Executive summary: Opportunities for extending social security coverage in Jordan

The report aims to support Jordanian policymakers in the extension of social security to informal workers. It formulates typologies for informal workers outside the social security system, analyses the main constraints to coverage and outlines a range of policy approaches for the extension of coverage.

The Jordanian government has been working to expand social security coverage of its workforce. In the context of the National Social Protection Strategy, the Cabinet has committed to developing an action plan to reduce informal employment (including employment relationships that are not subject to national labour legislation, not covered by social security or for which there is no contract), and the Social Security Corporation has committed to operationalizing mechanisms to expand social security coverage. Already, the Social Security Corporation has expanded registration to approximately 15,000 workers through its COVID response. Successful achievement of its goal, fiscally and politically, will require tailoring policy actions to the unique characteristics of the Jordanian situation, which is distinct in many ways from the global norm. Globally, lack of social security coverage is associated with self-employment and daily wage labour, and this often impacts rural residents and women disproportionately. In Jordan, however, most of the workers lacking coverage are employees in long-term employment arrangements, most are urban, and most are male – characteristics that reflect Jordan’s economy as a whole.

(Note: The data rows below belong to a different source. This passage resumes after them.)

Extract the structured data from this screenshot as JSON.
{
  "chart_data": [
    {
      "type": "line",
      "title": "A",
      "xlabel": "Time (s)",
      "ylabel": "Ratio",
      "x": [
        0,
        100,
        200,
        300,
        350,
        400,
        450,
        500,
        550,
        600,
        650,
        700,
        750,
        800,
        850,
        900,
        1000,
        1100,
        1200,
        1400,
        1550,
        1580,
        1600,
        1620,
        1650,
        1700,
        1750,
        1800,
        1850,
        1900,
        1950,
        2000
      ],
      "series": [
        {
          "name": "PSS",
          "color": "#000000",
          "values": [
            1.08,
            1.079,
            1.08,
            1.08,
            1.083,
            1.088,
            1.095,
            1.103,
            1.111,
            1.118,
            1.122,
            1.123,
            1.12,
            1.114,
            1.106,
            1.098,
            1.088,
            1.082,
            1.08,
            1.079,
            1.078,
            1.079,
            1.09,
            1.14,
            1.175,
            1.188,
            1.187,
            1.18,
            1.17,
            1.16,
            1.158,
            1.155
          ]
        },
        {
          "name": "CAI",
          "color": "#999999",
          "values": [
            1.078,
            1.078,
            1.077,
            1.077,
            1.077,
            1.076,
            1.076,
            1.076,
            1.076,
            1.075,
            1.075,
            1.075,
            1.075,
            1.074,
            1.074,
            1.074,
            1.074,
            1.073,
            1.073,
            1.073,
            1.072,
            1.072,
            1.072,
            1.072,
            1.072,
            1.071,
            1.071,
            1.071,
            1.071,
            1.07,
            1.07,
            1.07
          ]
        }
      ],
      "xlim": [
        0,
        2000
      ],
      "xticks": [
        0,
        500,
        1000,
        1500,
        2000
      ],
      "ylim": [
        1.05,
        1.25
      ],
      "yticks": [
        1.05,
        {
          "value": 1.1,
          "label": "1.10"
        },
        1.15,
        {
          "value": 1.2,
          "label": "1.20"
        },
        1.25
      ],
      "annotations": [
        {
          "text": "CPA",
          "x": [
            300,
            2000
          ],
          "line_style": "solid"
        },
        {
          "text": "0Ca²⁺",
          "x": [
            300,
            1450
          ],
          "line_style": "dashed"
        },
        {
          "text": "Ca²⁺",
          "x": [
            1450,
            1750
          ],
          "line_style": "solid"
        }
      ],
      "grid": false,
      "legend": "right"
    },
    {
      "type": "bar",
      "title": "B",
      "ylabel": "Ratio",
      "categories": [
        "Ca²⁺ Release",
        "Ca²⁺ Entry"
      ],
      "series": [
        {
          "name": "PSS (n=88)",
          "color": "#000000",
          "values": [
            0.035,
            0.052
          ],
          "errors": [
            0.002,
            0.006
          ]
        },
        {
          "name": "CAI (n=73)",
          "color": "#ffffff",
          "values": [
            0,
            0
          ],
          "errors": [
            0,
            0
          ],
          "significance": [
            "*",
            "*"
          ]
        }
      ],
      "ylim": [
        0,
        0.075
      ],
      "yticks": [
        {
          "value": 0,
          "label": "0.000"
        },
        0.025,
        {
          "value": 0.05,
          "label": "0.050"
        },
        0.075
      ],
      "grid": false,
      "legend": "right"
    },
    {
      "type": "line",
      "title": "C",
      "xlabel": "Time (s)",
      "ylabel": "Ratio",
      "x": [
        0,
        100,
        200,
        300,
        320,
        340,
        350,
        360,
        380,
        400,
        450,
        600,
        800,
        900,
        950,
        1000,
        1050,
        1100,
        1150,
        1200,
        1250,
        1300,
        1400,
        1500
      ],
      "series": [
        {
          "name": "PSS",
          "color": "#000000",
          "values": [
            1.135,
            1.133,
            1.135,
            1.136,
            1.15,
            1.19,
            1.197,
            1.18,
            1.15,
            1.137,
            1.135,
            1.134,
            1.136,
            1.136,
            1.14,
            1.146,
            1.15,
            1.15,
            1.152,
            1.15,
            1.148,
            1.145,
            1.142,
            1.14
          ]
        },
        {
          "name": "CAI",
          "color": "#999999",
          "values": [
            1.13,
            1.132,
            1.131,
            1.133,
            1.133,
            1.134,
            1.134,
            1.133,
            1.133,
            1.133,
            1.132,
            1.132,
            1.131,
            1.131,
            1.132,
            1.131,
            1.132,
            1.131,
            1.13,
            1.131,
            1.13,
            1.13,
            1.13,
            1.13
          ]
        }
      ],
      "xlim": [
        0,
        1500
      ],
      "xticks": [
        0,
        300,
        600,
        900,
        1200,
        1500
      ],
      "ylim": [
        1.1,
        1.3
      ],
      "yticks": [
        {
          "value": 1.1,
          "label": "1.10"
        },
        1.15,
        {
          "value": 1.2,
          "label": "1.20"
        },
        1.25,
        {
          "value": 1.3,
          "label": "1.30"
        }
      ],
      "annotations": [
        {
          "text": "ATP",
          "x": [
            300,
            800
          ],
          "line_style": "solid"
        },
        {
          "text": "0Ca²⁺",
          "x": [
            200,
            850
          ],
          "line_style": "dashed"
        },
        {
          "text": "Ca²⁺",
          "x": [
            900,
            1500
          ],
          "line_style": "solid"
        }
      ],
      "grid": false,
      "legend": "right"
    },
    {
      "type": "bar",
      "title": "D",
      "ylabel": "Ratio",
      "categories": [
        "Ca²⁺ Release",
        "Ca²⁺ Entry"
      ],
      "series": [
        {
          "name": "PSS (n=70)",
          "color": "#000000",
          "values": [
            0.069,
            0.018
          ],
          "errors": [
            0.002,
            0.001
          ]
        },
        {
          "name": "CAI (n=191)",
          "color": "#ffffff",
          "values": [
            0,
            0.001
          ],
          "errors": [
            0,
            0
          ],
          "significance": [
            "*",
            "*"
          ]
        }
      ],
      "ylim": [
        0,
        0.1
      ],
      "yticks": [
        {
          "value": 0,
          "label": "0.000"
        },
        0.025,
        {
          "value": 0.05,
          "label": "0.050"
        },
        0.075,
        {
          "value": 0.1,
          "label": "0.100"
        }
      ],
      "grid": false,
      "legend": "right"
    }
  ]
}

Well-designed social protection systems, including floors, support sustainable incomes, consumption, human capital and productivity. Sustainable Development Goal (SDG) 1.3 recognizes the direct link between increased coverage and poverty reduction. Social Security (Minimum Standards) Convention 102 sets out minimum standards for social security agreed between representatives of the world’s governments, employers and workers. The ILO’s normative framework was recently complemented by the Social Protection Floors Recommendation 202, which provided guidance as to how to pursue the universal extension of coverage, through the establishment of national social protection floors for persons in need. Recommendation 204 on the Transition from the Informal to the Formal Economy places the extension of social security as the core component of integrated policy frameworks to facilitate transition. Policy and administrative reforms that extend access to social protection among workers falling outside social insurance and social assistance programmes can help move Jordan closer to universal social protection coverage.